THE GREAT GATSBY
Odeon: June 2-7
Opening this year’s Cannes Festival Baz Luhrmann’s much anticipated (and possibly much dreaded) adaptation of the F. Scott Fitzgerald ‘unfilmable’ Jazz Age classic tale of impossible romance and the delusions of the American Dream has had mixed reviews; at least it has had reviews despite Warner Brothers pathetic attempts to embargo British reviewers ahead of the U.S, release. Luhrmann’s MTV aesthetic and eclectic stylistic excesses, especially when it comes to music, may have worked for Moulin Rouge and even Romeo + Juliet but may not be necessary for an adaptation of a revered novel that has no need of a breath of fresh air.

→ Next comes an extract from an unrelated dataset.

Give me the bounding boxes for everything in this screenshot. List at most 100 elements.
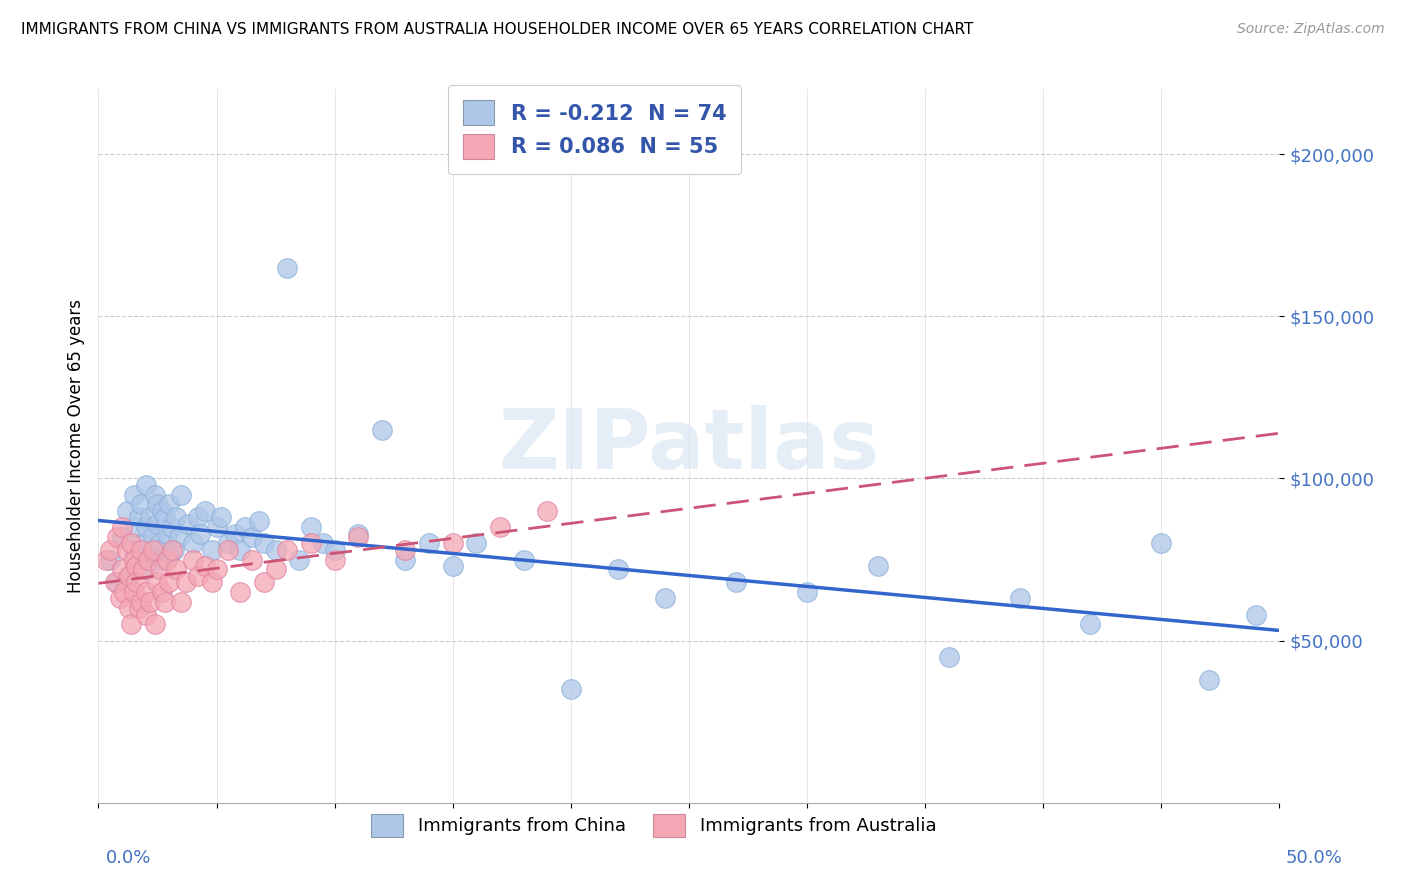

Leonardo di Caprio probably has the mix of gravitas and boyishness that makes Jay Gatsby so special, but will Carey Mulligan have a voice that sounds like money and the delicate frivolous prettiness of her predecessor as Daisy Buchanan, Mia Farrow? And with a soundtrack featuring Jay Z, Amy Winehouse, Brian Ferry and George Gershwin amongst others, can this ever be more than a pastiche? ‘Luhrmann lays on a cinematic buffet of such sense-addling, smack-you-in-the-face-with-a-halibut brazenness that it takes around an hour before you notice the film is finger-food and nothing more’ (Daily Telegraph).
Odeon
piazza Strozzi 2, tel. 055/295051
www.cinehall.it, www.odeonfirenze.com
PSYCHO
May 29, 8pm
Hitchcock and Herrmann’s collaborative masterpiece features perhaps the most memorable and identifiable score in all movies. The movie depends heavily on Herrmann’s music for its ‘tension and sense of pervading doom,’ and the reduced score (for budgetary reasons) is ‘unprecedented in its use of strings soli to match the texture of the cinematography… [“to complement the black-and-white photography of the film with a black-and-white score”] featuring probably the most famous (and most imitated) cue in film music’ (Steven C. Smith). Hitchcock conceived the shower scene without music and it was Herrmann who persuaded him to use the score he had secretly composed, the stabbing violins signifying pure terror. ‘Where would we be without “Psycho”? Fifty years on and Hitch’s delicious cod-Freudian nightmare about a platinum-blonde embezzler (Janet Leigh) who neglected to consult a guide before selecting her motel still has much to answer for. It blazed a bloody trail for the much-loved slasher cycle, but it also assured us that a B-movie could be A-grade in quality and innovation. It dared to suggest that your star didn’t need to surface from an ordeal smelling of roses (or, indeed, at all)’ (Time Out).
CAPE FEAR
June 5, 8pm
‘One of those shockers that provokes disgust and regret. There seems to be no reason for it but to agitate anguish and a violent, vengeful urge that is offered some animal satisfaction by [a] murderous fight at the end’ (New York Times). J. Lee Thompson’s brutal psychological revenge thriller set in a lawless milieu with terrorism an ever-present reality needed Herrmann’s Hitchcockian pedigree to underscore its malice. ‘Herrmann’s score reinforces Cape Fear’s savagery. Mainly a synthesis of past devices, its power comes from their imaginative application and another ingenious orchestration … Like earlier “psychological” Herrmann scores, dissonant string combinations suggest the workings of a killer’s mind’ (Smith). (Martin Scorsese used the same score reworked by Elmer Bernstein for his 1991 remake with Robert De Niro and Nick Nolte.)